Both take the reconcile_config from Step 3 and return TableRecon, that can be passed to TriggerReconService.trigger_recon (Step 5):

from databricks.labs.lakebridge.reconcile.config_generator.execute import (
auto_configure_tables,
discover_tables,
)

# `reconcile_config` from Step 3 above.
discovered = discover_tables(reconcile_config=reconcile_config, spark=spark)
table_recon = auto_configure_tables(discovered, reconcile_config=reconcile_config, spark=spark)

for t in table_recon.tables:
print(t.source_name, "→", t.target_name)

The recommended pattern is to split discovery from auto-configuration so you can review the discovered pairs before any column mappings are filled in:

  1. Discover — call discover_tables(...) and inspect the returned TableRecon.
  2. Review — drop pairs you don't want to reconcile, fix names the matcher got wrong, and add tables it couldn't auto-match (look for the warning in the logs).
  3. Auto-configure — pass the curated TableRecon to auto_configure_tables(curated, ...).
discovered = discover_tables(reconcile_config=reconcile_config, spark=spark)

# Review/curate in memory — or save the file, edit it in the workspace, and load it back.
curated = TableRecon(tables=[t for t in discovered.tables if t.source_name != "audit_log"])

table_recon = auto_configure_tables(curated, reconcile_config=reconcile_config, spark=spark)
note

From the CLI this is two runs of auto-configure-recon-tables:

  1. First run — no existing file.

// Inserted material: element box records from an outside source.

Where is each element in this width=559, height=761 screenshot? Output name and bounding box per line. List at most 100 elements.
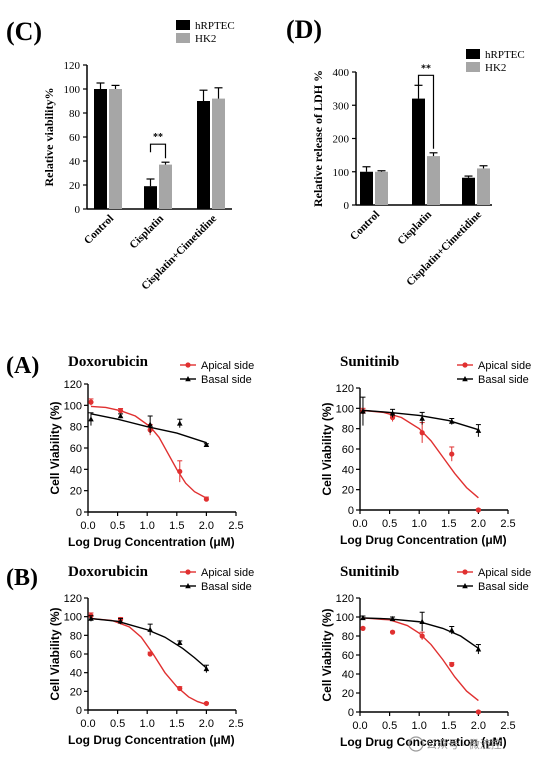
data-point-basal [203,665,210,672]
legend-label: Basal side [201,374,252,386]
data-point-basal [88,615,94,621]
y-tick-label: 0 [348,707,354,719]
x-axis-label: Log Drug Concentration (μM) [340,533,507,547]
legend-swatch-hrptec [466,49,480,59]
x-tick-label: 0.5 [382,720,397,732]
data-point-apical [203,496,209,502]
category-label: Control [348,209,382,243]
data-point-apical [419,633,425,639]
x-tick-label: 0.5 [110,520,125,532]
x-tick-label: 1.5 [441,518,456,530]
x-tick-label: 2.0 [199,718,214,730]
data-point-basal [176,639,183,645]
legend-swatch-hrptec [176,20,190,30]
y-tick-label: 40 [70,464,82,476]
x-tick-label: 0.5 [382,518,397,530]
data-point-basal [475,646,482,652]
y-tick-label: 20 [70,486,82,498]
data-point-apical [419,430,425,436]
y-tick-label: 120 [336,593,354,605]
y-axis-label: Relative release of LDH % [311,70,325,207]
legend-label: Basal side [478,374,529,386]
legend-marker [462,583,468,589]
x-axis-label: Log Drug Concentration (μM) [68,535,235,549]
data-point-basal [475,427,482,433]
fit-curve-apical [362,409,479,499]
legend-label: Apical side [201,360,254,372]
x-tick-label: 1.5 [169,520,184,532]
fit-curve-basal [90,413,207,444]
y-tick-label: 0 [75,204,81,216]
bar-hrptec-2 [462,177,475,205]
chart-title: Sunitinib [340,354,399,370]
y-tick-label: 100 [64,400,82,412]
x-tick-label: 0.0 [352,720,367,732]
legend-label: Basal side [201,581,252,593]
y-tick-label: 20 [342,485,354,497]
legend-label-hrptec: hRPTEC [195,20,235,32]
y-tick-label: 40 [70,668,82,680]
data-point-apical [475,709,481,715]
fit-curve-apical [362,617,479,702]
x-tick-label: 1.5 [441,720,456,732]
y-tick-label: 120 [64,379,82,391]
category-label: Cisplatin [395,209,434,248]
legend-marker [462,376,468,382]
y-tick-label: 80 [70,630,82,642]
y-tick-label: 60 [342,444,354,456]
y-tick-label: 60 [342,650,354,662]
fit-curve-apical [90,405,207,499]
bar-hk2-2 [477,168,490,205]
y-tick-label: 100 [336,612,354,624]
data-point-basal [147,626,153,632]
category-label: Control [82,213,116,247]
legend-marker [185,376,191,382]
x-tick-label: 1.0 [412,518,427,530]
data-point-basal [203,441,210,447]
data-point-basal [360,408,366,414]
data-point-basal [88,416,94,422]
y-tick-label: 400 [333,67,350,79]
data-point-apical [449,451,455,457]
chart-title: Doxorubicin [68,354,149,370]
panel-label: (A) [6,353,39,379]
data-point-apical [177,468,183,475]
bar-hrptec-1 [412,98,425,205]
legend-label-hk2: HK2 [485,62,506,74]
data-point-basal [360,614,366,621]
y-axis-label: Cell Viability (%) [48,607,62,700]
data-point-basal [117,618,124,624]
y-tick-label: 0 [76,507,82,519]
fit-curve-basal [362,409,479,431]
x-tick-label: 2.5 [500,518,515,530]
bar-hk2-0 [109,89,122,209]
y-tick-label: 40 [69,156,81,168]
bar-hrptec-2 [197,101,210,209]
data-point-basal [419,415,425,421]
legend-marker [462,362,468,368]
data-point-apical [117,408,124,414]
x-tick-label: 2.5 [228,520,243,532]
y-tick-label: 100 [64,84,81,96]
y-tick-label: 100 [64,612,82,624]
x-tick-label: 2.0 [199,520,214,532]
watermark-text: 公众号 · 微流控 [426,737,502,751]
y-tick-label: 40 [342,464,354,476]
data-point-basal [117,413,124,419]
legend-label: Apical side [478,567,531,579]
data-point-basal [448,627,455,633]
data-point-apical [88,399,94,405]
x-tick-label: 2.5 [500,720,515,732]
data-point-apical [147,651,153,657]
y-tick-label: 100 [333,167,350,179]
chart-title: Doxorubicin [68,564,149,580]
y-tick-label: 200 [333,134,350,146]
y-tick-label: 300 [333,100,350,112]
data-point-basal [448,418,455,424]
y-tick-label: 0 [344,200,350,212]
y-tick-label: 60 [70,443,82,455]
significance-stars: ** [421,63,431,74]
legend-label: Basal side [478,581,529,593]
x-tick-label: 1.5 [169,718,184,730]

Answer yes to "Discover tables now?", then no to "Also run auto-configure in the same job (skips the recommended review step)?". This emits a discover-only draft for you to review.
  2. Second run — existing file. Answer yes to "Auto-configure and use existing table mappings (no discovery)?" — auto-configure applies its configurers to your curated draft.

If you'd rather discover and auto-configure in one job (and skip the review step), accept the "Also run auto-configure in the same job" prompt during the first run.

Plugging in a custom configurer

auto_configure_tables and auto_configure_table both accept an auto_configurers parameter (defaults to SUPPORTED_AUTO_CONFIGURERS). Pass your own list of TableAutoConfigurer implementations to extend or replace the defaults — e.g. an LLM-driven mapper, a join-key inferrer, or a transformation suggester:

from databricks.labs.lakebridge.reconcile.config_generator.configure import TableAutoConfigurer
from databricks.labs.lakebridge.reconcile.config_generator.execute import (
SUPPORTED_AUTO_CONFIGURERS,
auto_configure_tables,
)

class MyConfigurer(TableAutoConfigurer):
def configure(self, table, ctx):
... # inspect ctx.source_columns / ctx.target_columns and return an updated Table
return table

auto_configure_tables(
table_recon,
reconcile_config=reconcile_config,
spark=spark,
auto_configurers=[*SUPPORTED_AUTO_CONFIGURERS, MyConfigurer()],
)

Each configurer in the list runs in order on each table; later configurers see the table as updated by earlier ones via the ctx they share.

Auto-configure a single table

To run all supported configurers against just one table — e.g. after a column was added on the source — call auto_configure_table:

from databricks.labs.lakebridge.reconcile.config_generator.execute import auto_configure_table
from databricks.labs.lakebridge.reconcile.recon_config import Table

configured = auto_configure_table(
table=Table(source_name="orders", target_name="orders"),
reconcile_config=reconcile_config,
spark=spark,
)

print(configured)

Review the output

Auto-discovery fills in table pairs, column_mapping, select_columns (matched source columns when any source column couldn't be paired), and drop_columns (unmatched target columns). The following fields are not auto-discovered and must be added manually for the tables that need them:

  • join_columns — required for data and all report types.
  • column_thresholds, table_thresholds — numeric tolerance bounds.
  • transformations — column-level SQL transforms.
  • filters — source/target WHERE clauses.

See Configuration Reference for the full schema.

note

This command is experimental. Review the output before running reconcile.